Most turns in a long conversation are elaboration, not mutation. The extractor identifies the sparse state changes and ignores the rest. The ratio of state-relevant turns to total turns drops as the conversation grows.

This is why summaries fail at scale — they compress everything equally, including the important parts. DeltaMind compresses by identifying what matters and discarding what doesn’t.

Model sweep results

Three models tested across four fixtures:

ModelClean precisionClean recallPathological canonSafety
gemma2:9b100%78%0%SAFE
phi4:14b86%67%0%SAFE
qwen2.5:14b100%56%0%SAFE
llama3.1:8b100%45%14.3%UNSAFE

gemma2:9b became the default based on these results: best precision/recall balance, zero canonization, smaller and faster than 14B alternatives.
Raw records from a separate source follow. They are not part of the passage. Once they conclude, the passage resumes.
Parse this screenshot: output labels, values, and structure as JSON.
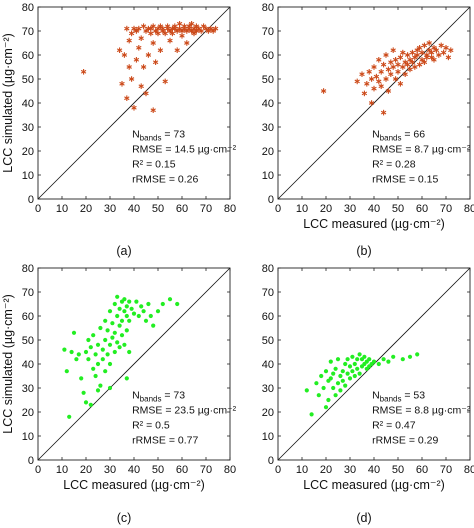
{
  "chart_data": [
    {
      "type": "scatter",
      "panel_label": "(a)",
      "xlabel": "",
      "ylabel": "LCC simulated (µg·cm⁻²)",
      "xlim": [
        0,
        80
      ],
      "ylim": [
        0,
        80
      ],
      "xticks": [
        "0",
        "10",
        "20",
        "30",
        "40",
        "50",
        "60",
        "70",
        "80"
      ],
      "yticks": [
        "0",
        "10",
        "20",
        "30",
        "40",
        "50",
        "60",
        "70",
        "80"
      ],
      "marker": "asterisk",
      "marker_color": "#cc4a1a",
      "reference_line": "1:1",
      "stats": [
        "N",
        "bands",
        " = 73",
        "RMSE = 14.5 µg·cm⁻²",
        "R² = 0.15",
        "rRMSE = 0.26"
      ],
      "points": [
        [
          19,
          53
        ],
        [
          34,
          62
        ],
        [
          35,
          48
        ],
        [
          36,
          60
        ],
        [
          37,
          42
        ],
        [
          37,
          71
        ],
        [
          38,
          55
        ],
        [
          38,
          66
        ],
        [
          39,
          50
        ],
        [
          39,
          69
        ],
        [
          40,
          71
        ],
        [
          40,
          38
        ],
        [
          41,
          58
        ],
        [
          41,
          70
        ],
        [
          42,
          63
        ],
        [
          42,
          71
        ],
        [
          43,
          47
        ],
        [
          43,
          67
        ],
        [
          44,
          72
        ],
        [
          44,
          55
        ],
        [
          45,
          70
        ],
        [
          45,
          44
        ],
        [
          46,
          71
        ],
        [
          46,
          60
        ],
        [
          47,
          69
        ],
        [
          47,
          71
        ],
        [
          48,
          72
        ],
        [
          48,
          65
        ],
        [
          48,
          37
        ],
        [
          49,
          70
        ],
        [
          49,
          57
        ],
        [
          50,
          71
        ],
        [
          50,
          69
        ],
        [
          51,
          72
        ],
        [
          51,
          62
        ],
        [
          52,
          70
        ],
        [
          52,
          71
        ],
        [
          53,
          69
        ],
        [
          53,
          49
        ],
        [
          54,
          71
        ],
        [
          54,
          72
        ],
        [
          55,
          70
        ],
        [
          55,
          66
        ],
        [
          56,
          71
        ],
        [
          56,
          69
        ],
        [
          57,
          72
        ],
        [
          57,
          71
        ],
        [
          58,
          70
        ],
        [
          58,
          62
        ],
        [
          59,
          71
        ],
        [
          59,
          73
        ],
        [
          60,
          70
        ],
        [
          60,
          68
        ],
        [
          61,
          72
        ],
        [
          61,
          71
        ],
        [
          62,
          70
        ],
        [
          62,
          65
        ],
        [
          63,
          71
        ],
        [
          63,
          72
        ],
        [
          64,
          70
        ],
        [
          64,
          73
        ],
        [
          65,
          71
        ],
        [
          65,
          69
        ],
        [
          66,
          72
        ],
        [
          66,
          70
        ],
        [
          67,
          71
        ],
        [
          68,
          70
        ],
        [
          69,
          72
        ],
        [
          70,
          71
        ],
        [
          71,
          70
        ],
        [
          72,
          71
        ],
        [
          73,
          70
        ],
        [
          74,
          71
        ]
      ]
    },
    {
      "type": "scatter",
      "panel_label": "(b)",
      "xlabel": "LCC measured (µg·cm⁻²)",
      "ylabel": "",
      "xlim": [
        0,
        80
      ],
      "ylim": [
        0,
        80
      ],
      "xticks": [
        "0",
        "10",
        "20",
        "30",
        "40",
        "50",
        "60",
        "70",
        "80"
      ],
      "yticks": [
        "0",
        "10",
        "20",
        "30",
        "40",
        "50",
        "60",
        "70",
        "80"
      ],
      "marker": "asterisk",
      "marker_color": "#cc4a1a",
      "reference_line": "1:1",
      "stats": [
        "N",
        "bands",
        " = 66",
        "RMSE = 8.7 µg·cm⁻²",
        "R² = 0.28",
        "rRMSE = 0.15"
      ],
      "points": [
        [
          19,
          45
        ],
        [
          33,
          49
        ],
        [
          35,
          52
        ],
        [
          36,
          44
        ],
        [
          37,
          48
        ],
        [
          38,
          53
        ],
        [
          39,
          40
        ],
        [
          39,
          50
        ],
        [
          40,
          46
        ],
        [
          40,
          55
        ],
        [
          41,
          51
        ],
        [
          42,
          49
        ],
        [
          42,
          58
        ],
        [
          43,
          47
        ],
        [
          43,
          53
        ],
        [
          44,
          36
        ],
        [
          44,
          56
        ],
        [
          45,
          50
        ],
        [
          45,
          60
        ],
        [
          46,
          54
        ],
        [
          46,
          45
        ],
        [
          47,
          57
        ],
        [
          47,
          52
        ],
        [
          48,
          55
        ],
        [
          48,
          62
        ],
        [
          49,
          50
        ],
        [
          49,
          58
        ],
        [
          50,
          53
        ],
        [
          50,
          56
        ],
        [
          51,
          59
        ],
        [
          51,
          48
        ],
        [
          52,
          55
        ],
        [
          52,
          61
        ],
        [
          53,
          57
        ],
        [
          53,
          52
        ],
        [
          54,
          60
        ],
        [
          54,
          56
        ],
        [
          55,
          58
        ],
        [
          55,
          54
        ],
        [
          56,
          61
        ],
        [
          56,
          57
        ],
        [
          57,
          59
        ],
        [
          57,
          55
        ],
        [
          58,
          62
        ],
        [
          58,
          60
        ],
        [
          59,
          56
        ],
        [
          59,
          63
        ],
        [
          60,
          58
        ],
        [
          60,
          61
        ],
        [
          61,
          57
        ],
        [
          61,
          64
        ],
        [
          62,
          60
        ],
        [
          62,
          59
        ],
        [
          63,
          62
        ],
        [
          63,
          65
        ],
        [
          64,
          59
        ],
        [
          64,
          61
        ],
        [
          65,
          63
        ],
        [
          65,
          58
        ],
        [
          66,
          62
        ],
        [
          67,
          60
        ],
        [
          68,
          64
        ],
        [
          69,
          61
        ],
        [
          70,
          63
        ],
        [
          71,
          59
        ],
        [
          72,
          62
        ]
      ]
    },
    {
      "type": "scatter",
      "panel_label": "(c)",
      "xlabel": "LCC measured (µg·cm⁻²)",
      "ylabel": "LCC simulated (µg·cm⁻²)",
      "xlim": [
        0,
        80
      ],
      "ylim": [
        0,
        80
      ],
      "xticks": [
        "0",
        "10",
        "20",
        "30",
        "40",
        "50",
        "60",
        "70",
        "80"
      ],
      "yticks": [
        "0",
        "10",
        "20",
        "30",
        "40",
        "50",
        "60",
        "70",
        "80"
      ],
      "marker": "dot",
      "marker_color": "#22ee22",
      "reference_line": "1:1",
      "stats": [
        "N",
        "bands",
        " = 73",
        "RMSE = 23.5 µg·cm⁻²",
        "R² = 0.5",
        "rRMSE = 0.77"
      ],
      "points": [
        [
          11,
          46
        ],
        [
          12,
          37
        ],
        [
          13,
          18
        ],
        [
          14,
          45
        ],
        [
          15,
          53
        ],
        [
          16,
          42
        ],
        [
          17,
          44
        ],
        [
          18,
          34
        ],
        [
          19,
          28
        ],
        [
          20,
          24
        ],
        [
          20,
          45
        ],
        [
          21,
          42
        ],
        [
          21,
          50
        ],
        [
          22,
          23
        ],
        [
          22,
          47
        ],
        [
          23,
          38
        ],
        [
          23,
          52
        ],
        [
          24,
          44
        ],
        [
          24,
          35
        ],
        [
          25,
          48
        ],
        [
          25,
          40
        ],
        [
          26,
          55
        ],
        [
          26,
          31
        ],
        [
          27,
          46
        ],
        [
          27,
          42
        ],
        [
          28,
          58
        ],
        [
          28,
          50
        ],
        [
          28,
          37
        ],
        [
          29,
          54
        ],
        [
          29,
          44
        ],
        [
          30,
          62
        ],
        [
          30,
          48
        ],
        [
          30,
          40
        ],
        [
          31,
          57
        ],
        [
          31,
          51
        ],
        [
          32,
          65
        ],
        [
          32,
          53
        ],
        [
          32,
          45
        ],
        [
          33,
          60
        ],
        [
          33,
          68
        ],
        [
          33,
          49
        ],
        [
          34,
          56
        ],
        [
          34,
          63
        ],
        [
          34,
          47
        ],
        [
          35,
          66
        ],
        [
          35,
          58
        ],
        [
          35,
          52
        ],
        [
          36,
          62
        ],
        [
          36,
          67
        ],
        [
          36,
          48
        ],
        [
          37,
          60
        ],
        [
          37,
          54
        ],
        [
          37,
          64
        ],
        [
          38,
          66
        ],
        [
          38,
          58
        ],
        [
          39,
          63
        ],
        [
          40,
          61
        ],
        [
          41,
          66
        ],
        [
          42,
          60
        ],
        [
          43,
          64
        ],
        [
          44,
          62
        ],
        [
          45,
          58
        ],
        [
          46,
          65
        ],
        [
          47,
          60
        ],
        [
          48,
          56
        ],
        [
          50,
          62
        ],
        [
          52,
          65
        ],
        [
          55,
          67
        ],
        [
          58,
          65
        ],
        [
          37,
          34
        ],
        [
          30,
          30
        ],
        [
          25,
          29
        ],
        [
          38,
          45
        ]
      ]
    },
    {
      "type": "scatter",
      "panel_label": "(d)",
      "xlabel": "LCC measured (µg·cm⁻²)",
      "ylabel": "",
      "xlim": [
        0,
        80
      ],
      "ylim": [
        0,
        80
      ],
      "xticks": [
        "0",
        "10",
        "20",
        "30",
        "40",
        "50",
        "60",
        "70",
        "80"
      ],
      "yticks": [
        "0",
        "10",
        "20",
        "30",
        "40",
        "50",
        "60",
        "70",
        "80"
      ],
      "marker": "dot",
      "marker_color": "#22ee22",
      "reference_line": "1:1",
      "stats": [
        "N",
        "bands",
        " = 53",
        "RMSE = 8.8 µg·cm⁻²",
        "R² = 0.47",
        "rRMSE = 0.29"
      ],
      "points": [
        [
          12,
          29
        ],
        [
          14,
          19
        ],
        [
          16,
          32
        ],
        [
          17,
          27
        ],
        [
          18,
          35
        ],
        [
          19,
          30
        ],
        [
          20,
          22
        ],
        [
          20,
          37
        ],
        [
          21,
          25
        ],
        [
          21,
          33
        ],
        [
          22,
          34
        ],
        [
          22,
          41
        ],
        [
          23,
          30
        ],
        [
          23,
          36
        ],
        [
          24,
          27
        ],
        [
          24,
          38
        ],
        [
          25,
          32
        ],
        [
          25,
          42
        ],
        [
          26,
          35
        ],
        [
          26,
          29
        ],
        [
          27,
          37
        ],
        [
          27,
          33
        ],
        [
          28,
          40
        ],
        [
          28,
          31
        ],
        [
          29,
          36
        ],
        [
          29,
          42
        ],
        [
          30,
          34
        ],
        [
          30,
          39
        ],
        [
          31,
          37
        ],
        [
          31,
          43
        ],
        [
          32,
          35
        ],
        [
          32,
          40
        ],
        [
          33,
          38
        ],
        [
          33,
          42
        ],
        [
          34,
          36
        ],
        [
          34,
          44
        ],
        [
          35,
          39
        ],
        [
          35,
          42
        ],
        [
          36,
          40
        ],
        [
          36,
          43
        ],
        [
          37,
          38
        ],
        [
          37,
          41
        ],
        [
          38,
          42
        ],
        [
          38,
          39
        ],
        [
          39,
          40
        ],
        [
          40,
          41
        ],
        [
          42,
          40
        ],
        [
          44,
          42
        ],
        [
          46,
          41
        ],
        [
          48,
          43
        ],
        [
          52,
          42
        ],
        [
          55,
          43
        ],
        [
          58,
          44
        ]
      ]
    }
  ]
}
llama3.1:8b was blocked after it promoted hedged “Use Redis” to decision_made on the pathological fixture. A model that canonizes in controlled testing will canonize in production.

Dogfood results

Three realistic session types processed through the full pipeline:

SessionTurnsItemsCompressionSave/load stable
Coding (auth refactor)35722% of rawYes
Product (CLI planning)28725% of rawYes
Messy (brainstorming)32818% of rawYes

All gates pass: zero false canonization, zero hypothesis promotion, zero advisory boundary leaks, round-trip stable save/load.